I hope you've all had a very happy Christmas. I have overindulged (as usual), and let's just say I shan't be cooking pheasant for Christmas dinner again unless charcoal-lined underpants appear in both mine and Hubster's stockings. As far as gardening swag goes, I did fairly well - Hubster renewed my subscription to Gardeners' World, and scored me a free set of loppers. His little brother gave me Christopher Lloyd's "Exotic Planting for Adventurous Gardeners", which I have been devouring, and Hubster and his older brother clubbed together to buy me a new greenhouse!


I was in desperate need of a new one - one of the zips on the old one no longer worked and I was running out of space. As you can see, I've managed to get a whole lot more in - all my pots, compost and mulches are in, along with a number of plants. Most importantly, the greenhouse has been able to accommodate José Cuervo, the Agave tequilana.


I was allowed to assemble it before Christmas to get the Agave in, but I'm a little worried that it's too late. We had a bit of snow 10 days ago, and although I shoved a bit of fleece over the top to protect José I've spotted a bit of leaf damage. The temperature hasn't been below -4°C in the Tropic of Isleworth, so I have everything crossed that I got the chap into shelter in time.

We just couldn't get the Agave indoors again this year - it's grown a fair bit, and both of us are trying to save our backs from any further injury. What say you in the blogosphere - will José be alright in the greenhouse until March or so?

All we managed to bring in for winter was Zamia furfuracea, Encephalartos princeps and Asplenium bulbiferum. Everything else has been left outside, either fleeced or ignored. Still, a dead plant is but a space ready to be filled with a new one in the spring...

Sunday, 13 December 2009

The Festive Season's Forgotten Victims

It's Christmas in less than two weeks' time, and turkeys all over the British Isles are starting to get nervous.


There is rarely any shortage of jokes acknowledging the humble turkey's ultimate sacrifice for our dinner plates. But what of the conifers?

I confess to getting a bit nervous at this time of year, as I'm sure the owners of pet turkeys and chickens do. Will my beloved Wollemia nobilis be nicked by some feckless youths and turned into a Christmas tree? It would look really rubbish - I know because I put baubles on it the year it spent the winter indoors, and the branches are just not rigid enough to take the weight. I have a friend who threatens to hold my Wollemi pine to ransom if I so much as dare decorate the Agave tequilana like I did last year.

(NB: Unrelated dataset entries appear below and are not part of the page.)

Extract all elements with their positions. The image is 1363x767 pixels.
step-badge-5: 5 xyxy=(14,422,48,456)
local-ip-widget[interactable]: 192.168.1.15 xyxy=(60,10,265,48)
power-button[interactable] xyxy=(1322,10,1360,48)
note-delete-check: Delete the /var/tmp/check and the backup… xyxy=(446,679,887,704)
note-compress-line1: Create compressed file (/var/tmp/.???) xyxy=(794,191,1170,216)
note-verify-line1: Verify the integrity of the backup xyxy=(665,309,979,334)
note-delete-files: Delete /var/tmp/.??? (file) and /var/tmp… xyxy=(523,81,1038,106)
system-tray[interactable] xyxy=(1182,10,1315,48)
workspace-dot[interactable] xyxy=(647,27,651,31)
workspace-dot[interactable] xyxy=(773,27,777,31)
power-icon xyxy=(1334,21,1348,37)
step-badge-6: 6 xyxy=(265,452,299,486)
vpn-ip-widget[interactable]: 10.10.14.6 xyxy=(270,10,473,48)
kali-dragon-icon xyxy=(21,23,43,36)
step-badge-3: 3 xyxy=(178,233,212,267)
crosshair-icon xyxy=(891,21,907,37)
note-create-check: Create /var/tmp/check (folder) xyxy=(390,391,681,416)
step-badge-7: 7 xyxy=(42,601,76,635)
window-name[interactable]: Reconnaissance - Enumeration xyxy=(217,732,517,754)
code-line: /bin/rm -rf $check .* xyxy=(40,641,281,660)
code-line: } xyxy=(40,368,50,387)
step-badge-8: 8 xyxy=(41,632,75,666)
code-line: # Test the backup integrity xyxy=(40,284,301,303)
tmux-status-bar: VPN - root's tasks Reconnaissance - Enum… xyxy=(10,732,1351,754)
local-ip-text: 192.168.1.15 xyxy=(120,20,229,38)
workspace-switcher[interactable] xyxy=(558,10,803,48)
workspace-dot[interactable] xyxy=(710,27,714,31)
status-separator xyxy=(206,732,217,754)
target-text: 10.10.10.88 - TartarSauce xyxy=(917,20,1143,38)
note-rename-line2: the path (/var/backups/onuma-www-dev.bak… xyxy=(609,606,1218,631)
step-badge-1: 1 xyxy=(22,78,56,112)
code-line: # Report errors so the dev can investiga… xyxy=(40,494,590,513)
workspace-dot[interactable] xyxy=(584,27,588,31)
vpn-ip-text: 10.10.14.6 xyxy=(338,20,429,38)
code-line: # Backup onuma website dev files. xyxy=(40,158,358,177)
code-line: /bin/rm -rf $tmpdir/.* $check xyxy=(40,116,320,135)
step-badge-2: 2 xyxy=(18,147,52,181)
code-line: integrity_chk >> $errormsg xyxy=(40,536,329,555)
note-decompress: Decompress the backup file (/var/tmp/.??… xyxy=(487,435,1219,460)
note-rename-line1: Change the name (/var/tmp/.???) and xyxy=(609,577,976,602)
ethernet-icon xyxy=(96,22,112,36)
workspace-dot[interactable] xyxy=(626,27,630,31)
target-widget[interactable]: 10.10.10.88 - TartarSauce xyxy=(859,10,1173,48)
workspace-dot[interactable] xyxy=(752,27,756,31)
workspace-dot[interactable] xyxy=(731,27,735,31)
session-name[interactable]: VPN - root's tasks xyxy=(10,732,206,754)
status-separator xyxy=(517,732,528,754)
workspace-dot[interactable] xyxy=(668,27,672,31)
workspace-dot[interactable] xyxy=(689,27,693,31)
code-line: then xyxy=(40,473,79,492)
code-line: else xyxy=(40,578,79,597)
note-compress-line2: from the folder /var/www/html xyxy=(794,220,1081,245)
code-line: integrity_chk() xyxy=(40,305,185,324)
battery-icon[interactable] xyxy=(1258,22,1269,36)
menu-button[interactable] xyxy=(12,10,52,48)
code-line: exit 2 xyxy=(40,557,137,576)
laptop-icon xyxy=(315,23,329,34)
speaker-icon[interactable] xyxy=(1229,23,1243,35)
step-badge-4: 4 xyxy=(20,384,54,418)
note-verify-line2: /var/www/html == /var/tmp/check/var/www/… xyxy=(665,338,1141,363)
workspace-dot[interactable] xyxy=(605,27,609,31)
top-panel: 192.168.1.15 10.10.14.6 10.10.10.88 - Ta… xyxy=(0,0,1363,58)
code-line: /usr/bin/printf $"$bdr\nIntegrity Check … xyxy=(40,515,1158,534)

So I empathised completely with Randall Hitchin at the University of Washington Botanical Garden, grieving for the theft of a rare tree, Keteleeria evelynia. No doubt the thieves who cut down the tree had no idea of its botanical significance, and apparently it won't even look like a "proper" Christmas tree, on account of its open, sparse branches.

This year my Wollemia is still fleeced up for the winter - not because it isn't hardy (it's been through 18 ice ages!), but to provide some disguise as our garden is overlooked by a public car park and I don't want it catching someone's eye over the next fortnight!

Friday, 4 December 2009

Magnolia Or No Magnolia?

I have very kindly been given a plant by a friend. He has identified it as Magnolia grandiflora, but I'm not so sure. I have a M. grandiflora, and it doesn't look particularly like the new plant.


So on the left is a leaf from the definite M. grandiflora, and on the right is a leaf from the new plant.


And on the right is the M. grandiflora, and on the left and middle are the new plant.

They don't look very much like each other do they? Any thoughts?